Islamic State fighters have looted and bulldozed the ancient Assyrian city of Nimrud, the Iraqi government said, in their latest assault on some of the world’s greatest archaeological and cultural treasures.
A tribal source from the nearby city of Mosul said the jihadis, who dismiss Iraq’s pre-Islamic heritage as idolatrous, had pillaged the 3,000-year-old site on the banks of the Tigris river.
“Daesh terrorist gangs continue to defy the will of the world and the feelings of humanity,” Iraq’s tourism and antiquities ministry said, referring to Isis by its Arabic acronym.
“In a new crime in their series of reckless offences, they assaulted the ancient city of Nimrud and bulldozed it with heavy machinery, appropriating the archaeological attractions dating back 13 centuries BC,” it said.
Added to the list that includes the Bamiyan Buddhas and the Timbuktu tombs.

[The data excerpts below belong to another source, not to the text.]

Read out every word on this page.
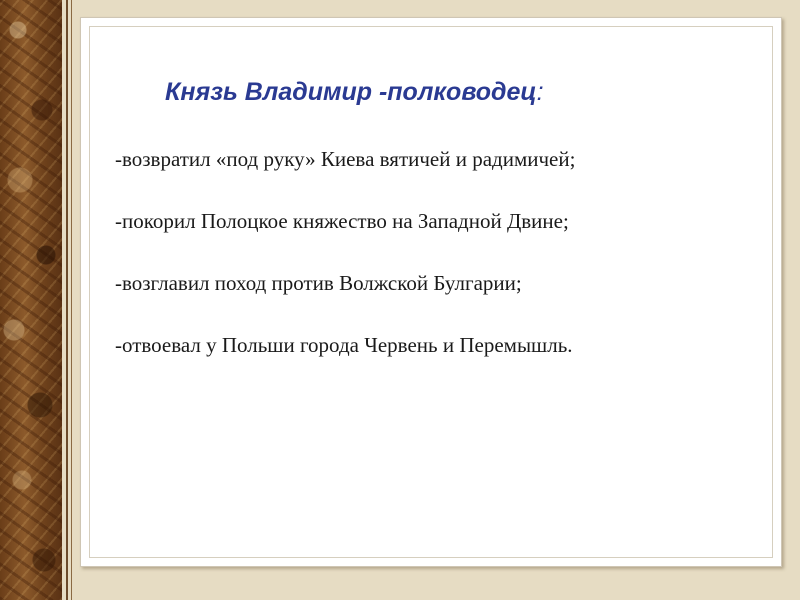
Князь Владимир -полководец:
-возвратил «под руку» Киева вятичей и радимичей;
-покорил Полоцкое княжество на Западной Двине;
-возглавил поход против Волжской Булгарии;
-отвоевал у Польши города Червень и Перемышль.
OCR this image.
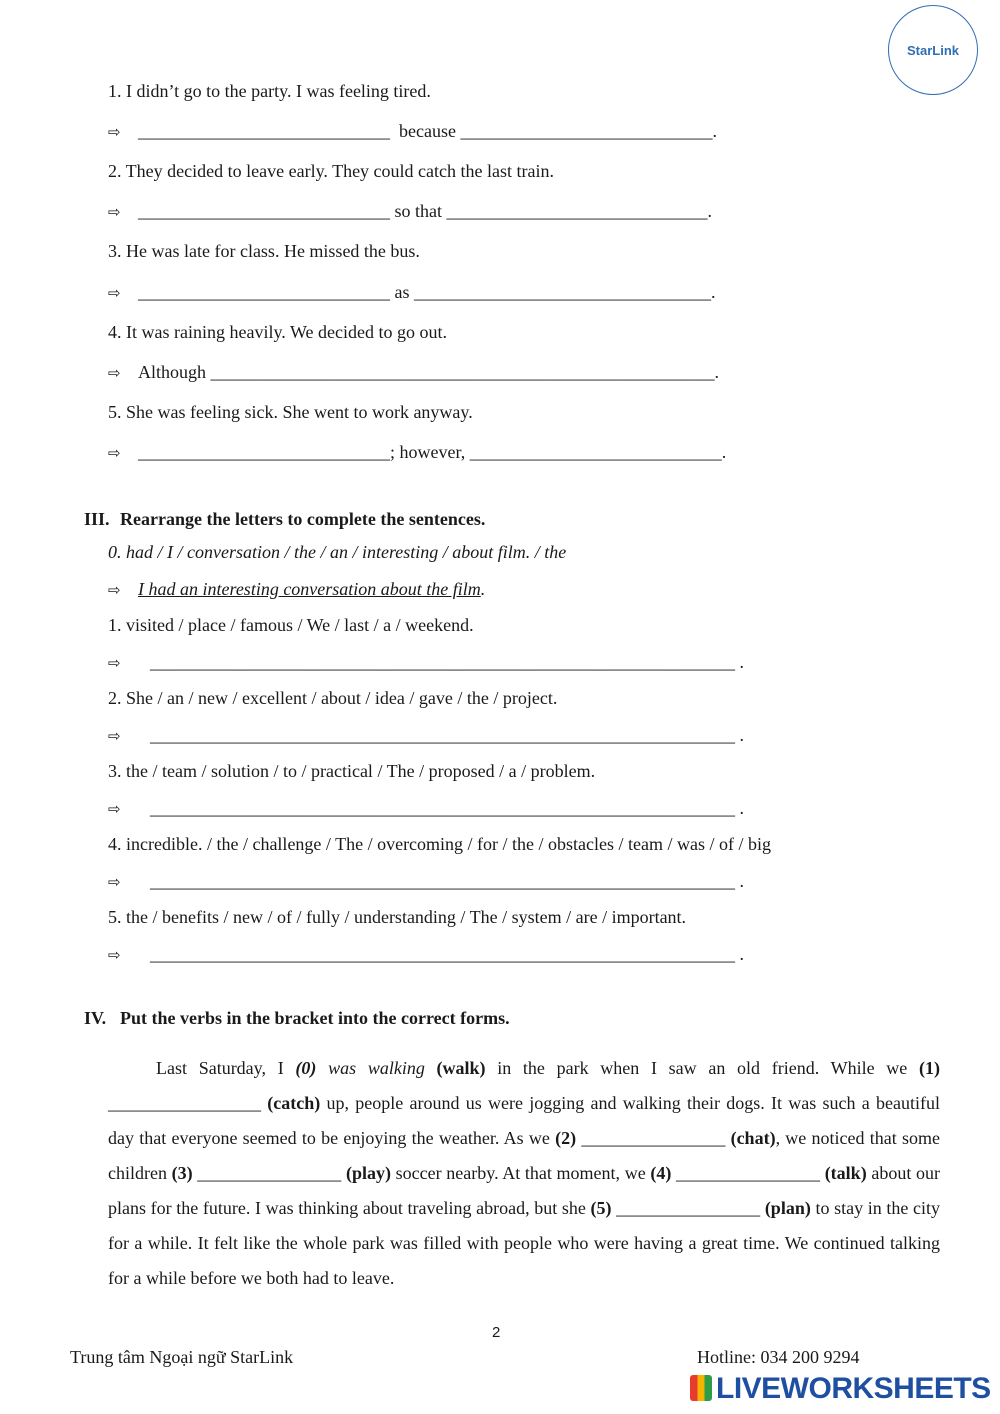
StarLink
1. I didn’t go to the party. I was feeling tired.
⇨ ____________________________  because ____________________________.
2. They decided to leave early. They could catch the last train.
⇨ ____________________________ so that _____________________________.
3. He was late for class. He missed the bus.
⇨ ____________________________ as _________________________________.
4. It was raining heavily. We decided to go out.
⇨ Although ________________________________________________________.
5. She was feeling sick. She went to work anyway.
⇨ ____________________________; however, ____________________________.
III. Rearrange the letters to complete the sentences.
0. had / I / conversation / the / an / interesting / about film. / the
⇨ I had an interesting conversation about the film.
1. visited / place / famous / We / last / a / weekend.
⇨ _________________________________________________________________ .
2. She / an / new / excellent / about / idea / gave / the / project.
⇨ _________________________________________________________________ .
3. the / team / solution / to / practical / The / proposed / a / problem.
⇨ _________________________________________________________________ .
4. incredible. / the / challenge / The / overcoming / for / the / obstacles / team / was / of / big
⇨ _________________________________________________________________ .
5. the / benefits / new / of / fully / understanding / The / system / are / important.
⇨ _________________________________________________________________ .
IV. Put the verbs in the bracket into the correct forms.
Last Saturday, I (0) was walking (walk) in the park when I saw an old friend. While we (1) _________________ (catch) up, people around us were jogging and walking their dogs. It was such a beautiful day that everyone seemed to be enjoying the weather. As we (2) ________________ (chat), we noticed that some children (3) ________________ (play) soccer nearby. At that moment, we (4) ________________ (talk) about our plans for the future. I was thinking about traveling abroad, but she (5) ________________ (plan) to stay in the city for a while. It felt like the whole park was filled with people who were having a great time. We continued talking for a while before we both had to leave.
2
Trung tâm Ngoại ngữ StarLink	Hotline: 034 200 9294
LIVEWORKSHEETS
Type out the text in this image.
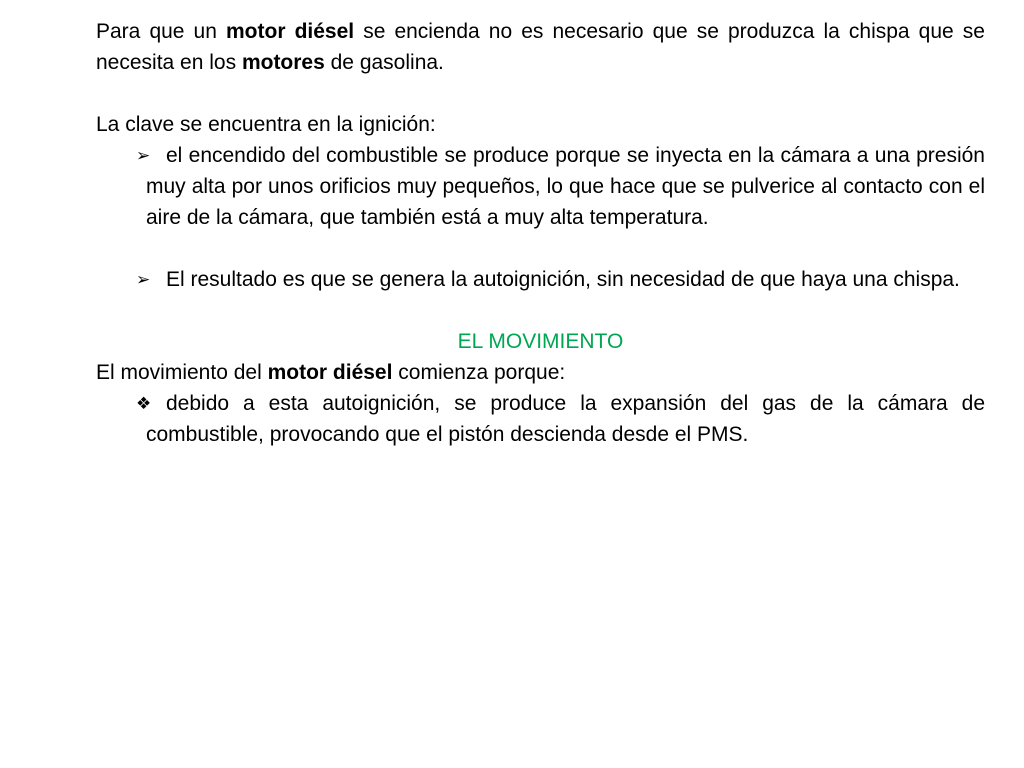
Para que un motor diésel se encienda no es necesario que se produzca la chispa que se necesita en los motores de gasolina.

La clave se encuentra en la ignición:

➢ el encendido del combustible se produce porque se inyecta en la cámara a una presión muy alta por unos orificios muy pequeños, lo que hace que se pulverice al contacto con el aire de la cámara, que también está a muy alta temperatura.
➢ El resultado es que se genera la autoignición, sin necesidad de que haya una chispa.

EL MOVIMIENTO

El movimiento del motor diésel comienza porque:

❖ debido a esta autoignición, se produce la expansión del gas de la cámara de combustible, provocando que el pistón descienda desde el PMS.
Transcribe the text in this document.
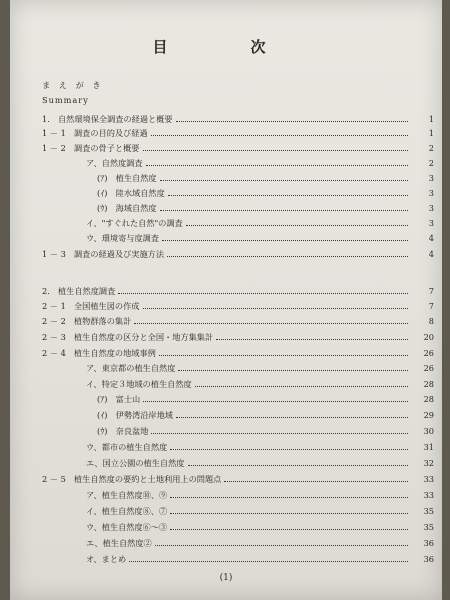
目　次
ま え が き
Summary
1.　自然環境保全調査の経過と概要	1
1 － 1　調査の目的及び経過	1
1 － 2　調査の骨子と概要	2
ア、自然度調査	2
(ｱ)　植生自然度	3
(ｲ)　陸水域自然度	3
(ｳ)　海域自然度	3
イ、"すぐれた自然"の調査	3
ウ、環境寄与度調査	4
1 － 3　調査の経過及び実施方法	4
2.　植生自然度調査	7
2 － 1　全国植生図の作成	7
2 － 2　植物群落の集計	8
2 － 3　植生自然度の区分と全国・地方集集計	20
2 － 4　植生自然度の地域事例	26
ア、東京都の植生自然度	26
イ、特定３地域の植生自然度	28
(ｱ)　富士山	28
(ｲ)　伊勢湾沿岸地域	29
(ｳ)　奈良盆地	30
ウ、都市の植生自然度	31
エ、国立公園の植生自然度	32
2 － 5　植生自然度の要約と土地利用上の問題点	33
ア、植生自然度⑩、⑨	33
イ、植生自然度⑧、⑦	35
ウ、植生自然度⑥～③	35
エ、植生自然度②	36
オ、まとめ	36
(1)
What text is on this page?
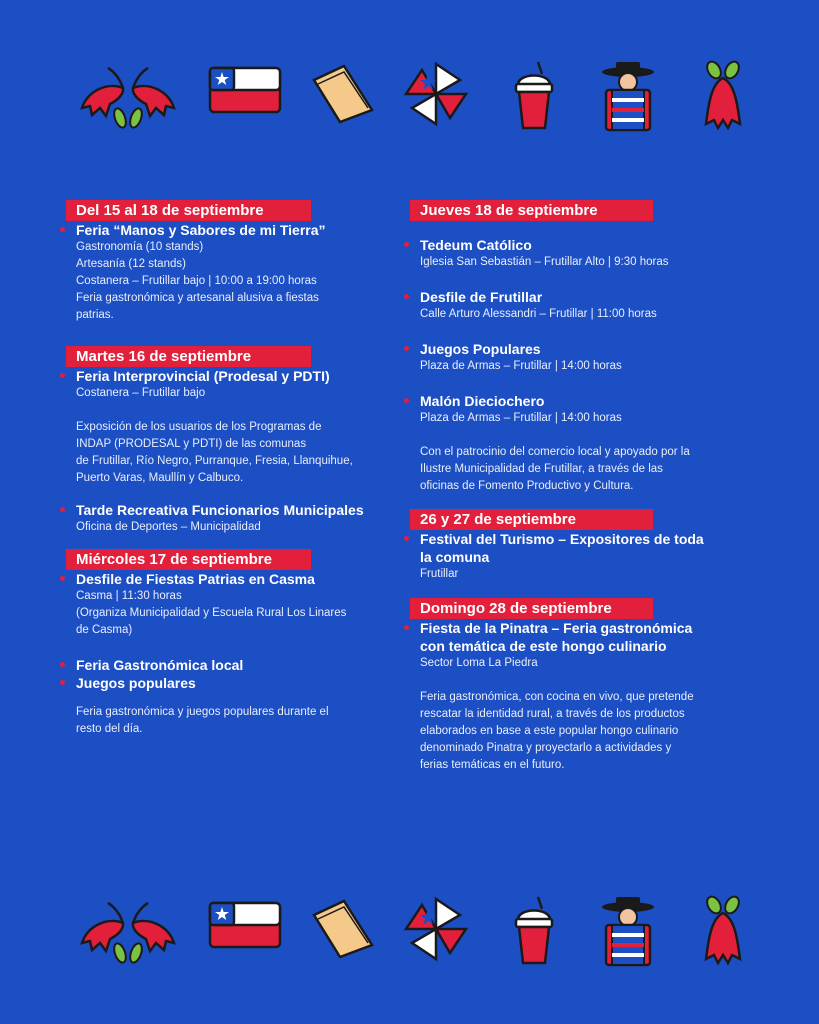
Del 15 al 18 de septiembre
Feria “Manos y Sabores de mi Tierra”
Gastronomía (10 stands)
Artesanía (12 stands)
Costanera – Frutillar bajo | 10:00 a 19:00 horas
Feria gastronómica y artesanal alusiva a fiestas
patrias.
Martes 16 de septiembre
Feria Interprovincial (Prodesal y PDTI)
Costanera – Frutillar bajo
Exposición de los usuarios de los Programas de
INDAP (PRODESAL y PDTI) de las comunas
de Frutillar, Río Negro, Purranque, Fresia, Llanquihue,
Puerto Varas, Maullín y Calbuco.
Tarde Recreativa Funcionarios Municipales
Oficina de Deportes – Municipalidad
Miércoles 17 de septiembre
Desfile de Fiestas Patrias en Casma
Casma | 11:30 horas
(Organiza Municipalidad y Escuela Rural Los Linares
de Casma)
Feria Gastronómica local
Juegos populares
Feria gastronómica y juegos populares durante el
resto del día.
Jueves 18 de septiembre
Tedeum Católico
Iglesia San Sebastián – Frutillar Alto | 9:30 horas
Desfile de Frutillar
Calle Arturo Alessandri – Frutillar | 11:00 horas
Juegos Populares
Plaza de Armas – Frutillar | 14:00 horas
Malón Dieciochero
Plaza de Armas – Frutillar | 14:00 horas
Con el patrocinio del comercio local y apoyado por la
Ilustre Municipalidad de Frutillar, a través de las
oficinas de Fomento Productivo y Cultura.
26 y 27 de septiembre
Festival del Turismo – Expositores de toda
la comuna
Frutillar
Domingo 28 de septiembre
Fiesta de la Pinatra – Feria gastronómica
con temática de este hongo culinario
Sector Loma La Piedra
Feria gastronómica, con cocina en vivo, que pretende
rescatar la identidad rural, a través de los productos
elaborados en base a este popular hongo culinario
denominado Pinatra y proyectarlo a actividades y
ferias temáticas en el futuro.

Nimrud, about 20 miles south of Mosul, was built around 1250BC. Four centuries later it became the capital of the neo-Assyrian empire – at the time the most powerful state on Earth, extending to modern-day Egypt, Turkey and Iran.
Many of its most famous surviving monuments were removed years ago by archaeologists, including colossal winged bulls, which are now in London’s British Museum, and hundreds of precious stones and pieces of gold, which were moved to Baghdad.
I know those winged bulls at the British Museum.
Their real name, according to Wikipedia, is Lamassu.